Sur le Camino Francés, le chemin de Saint-Jacques en Espagne, Ursula, Marie et moi avons fait une halte au Monasterio de Samos, l'un des plus anciens monastères d'Europe. Nous voulions visiter ce monastère et Marie s'est empressée de demander des informations. Elle nous a expliqué que le monastère ne pouvait malheureusement pas être visité, mais que l'église ouvrait à 19h30 pour la messe. Le point culminant est le chant des singes. Nous ne devions en aucun cas les manquer. Je me suis dit que quelque chose n'allait pas. Il s'est avéré que Marie avait confondu le mot anglais "monk" pour moine avec "monkey" pour singe. Nous avons donc profité des chants grégoriens des moines.
Teatime
Tout au fond du parc national de Denali se trouve le Wonderlake et son camping. Le soir, une troupe internationale hétéroclite se réunissait près du refuge pour faire la fête. Ceux qui le pouvaient apportaient leur contribution. On jouait de la guitare et de l'harmonica, nous fabriquions nous-mêmes du pop-corn frais sur notre réchaud à essence et deux Anglaises étaient occupées à faire du thé. Je n'oublierai jamais leur question : "Would you like some drops of fresh milk in your tea ?" Les deux avaient en effet ramené d'Angleterre une bouteille en verre massive et lourde remplie de lait.

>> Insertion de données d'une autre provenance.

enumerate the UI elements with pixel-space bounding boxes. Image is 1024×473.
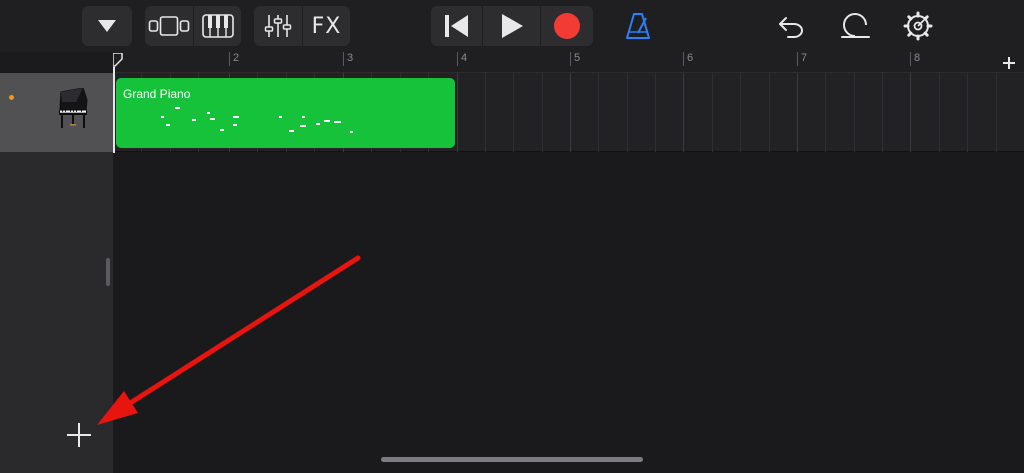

Une bière, s'il vous plaît
On ne se rend pas compte du nombre de travailleurs immigrés espagnols qui ont gagné leur vie dans l'espace germanophone. J'ai vécu plusieurs fois l'expérience suivante en Espagne, non pas dans des hauts lieux touristiques, mais dans des endroits très reculés : Je vais au restaurant, je sors mon meilleur espagnol et je dis : "Una cerveza por favor", c'est-à-dire une bière s'il vous plaît.Le serveur me répond dans son meilleur français : "Vous en voulez une grande ou une petite ?
Après notre excursion en canoë sur le fleuve Yukon, il nous restait encore quatre semaines avant notre vol de retour. Nous avons donc décidé de nous envoler pour le camp Brooks dans le parc national de Katmai afin de photographier des ours. Le soir, autour du feu de camp, nous avons raconté les dernières histoires de héros. Après quelques jours, mon frère Christian en a eu assez de photographier des ours et s'est concentré sur les champignons. Allongé sur le sol, il était donc occupé à prendre des photos macro de champignons - bêtement sur un sentier d'ours. Quand soudain une ombre est venue se poser sur son champignon, il a réalisé qu'un ours s'était penché sur lui. Une lente roulade dans les buissons rendit à l'ours son droit de passage. Et Christian s'est longtemps agacé de voir son appareil photo équipé d'un objectif macro au lieu d'un objectif ultra grand angle.
Hospitalité hostile
Au cours de tous mes voyages, j'ai toujours rencontré des gens extraordinairement accueillants. Lors de mon premier voyage, alors que je ne maîtrisais pas encore l'anglais, j'ai commis une erreur que l'on pourrait presque qualifier de classique. Au moment de partir, j'ai remercié mes nouveaux amis pour leur "hostility" (hostilité) au lieu de "hospitality" (hospitalité). Heureusement, mon erreur embarrassante n'a provoqué qu'une crise de fou rire.